Now in its third year (the third edition of UNLEASH will take place in Shenzhen, China, next week, beginning on Nov. 6), UNLEASH has already produced nearly 400 SDG solutions. And this year, for the first time, UNLEASH will bring back some of the previous years’ winning ideas and further develop them, in a new track called UNLEASH+. Among the solutions competing for the first-ever UNLEASH+ title are:
* SaniHive: This modular toilet system for use in urban slums in South Africa was inspired by the spatially optimized structure present in beehives. The integrated Sani-Hive system allows for resource recovery (urine for fertilizers and feces for composting), while the money from these resources can provide jobs for community members.
* Champions for Inclusive Green Growth: This program empowers rural women and youth from low-income families to feed themselves by establishing their own gardens, as well as to sell surplus to established businesses in Kenya and Zimbabwe. The program offers free training and support, as well as solar drying and packaging.
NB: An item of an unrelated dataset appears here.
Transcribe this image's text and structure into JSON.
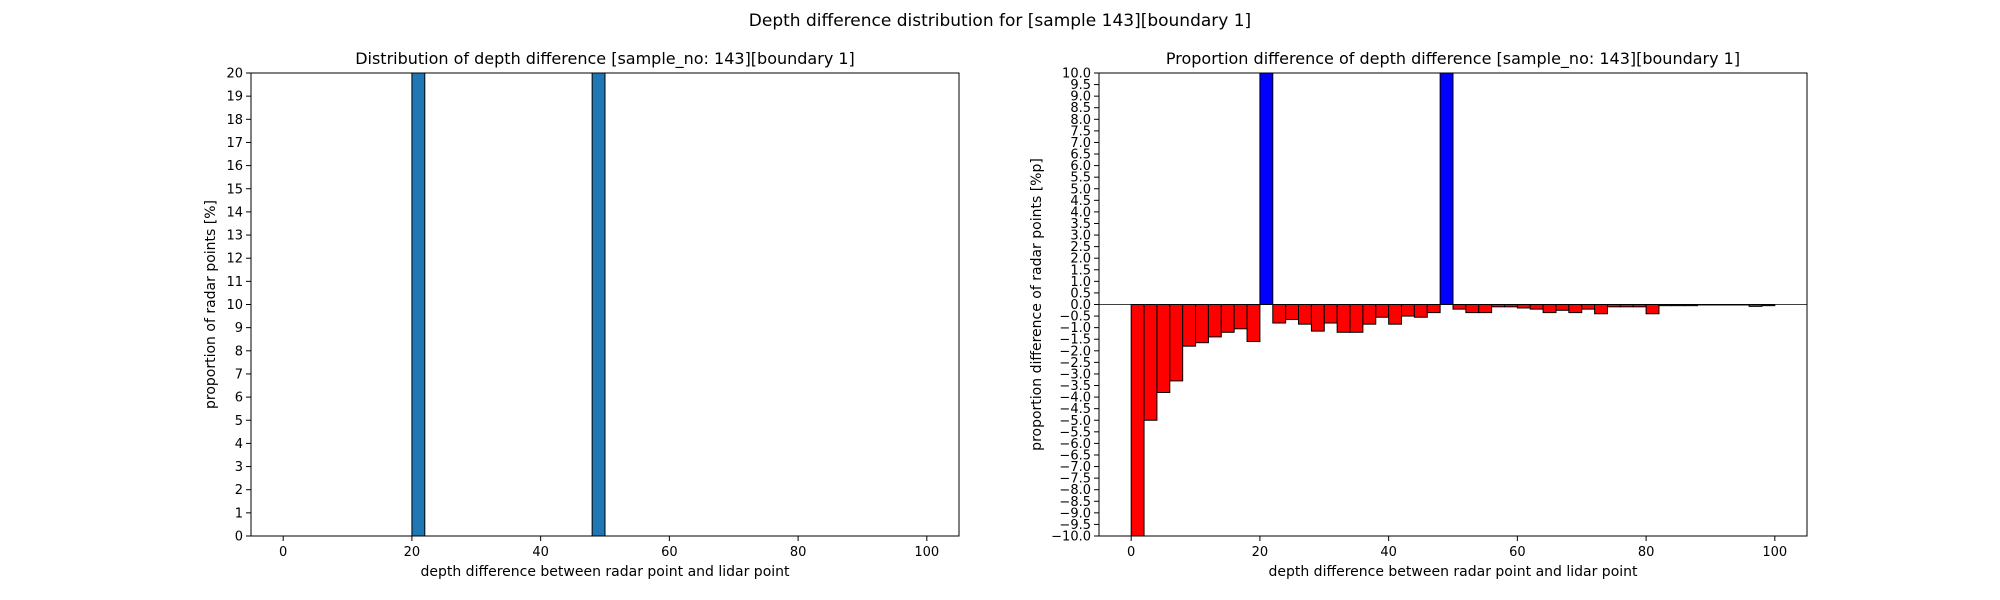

* MicroTERRA: This solution develops decentralized water-treatment systems in Mexico that recycle fertilizer onsite by collecting the runoff from farms into a bioreactor, where microalgae is cultivated, and feeds on the fertilizer present in the water. After the microalgae grow, they are harvested and processed, producing new fertilizer. So the system cleans the water while creating a new product.
All of the innovating and ideating at UNLEASH this year will be taking place in Shenzhen, which is a city that China this year announced would be one of three designated as an SDG innovation-demonstration zone, specifically focused on developing SDG solutions. That status has made "China's Silicon Valley," a futuristic, chaotic city with eye-popping innovations, that has grown in population from 30,000 in the 1970s to a metro area of 18 million today.
And eye-popping innovations are exactly what is needed to help achieve the stretch goals of the SDGs. For that reason, it is even more essential to rely on the disruptive solutions of youth like Daniel, Molly, and Hama, who have overcome so much and who have shown so little fear in the face of tremendous obstacles.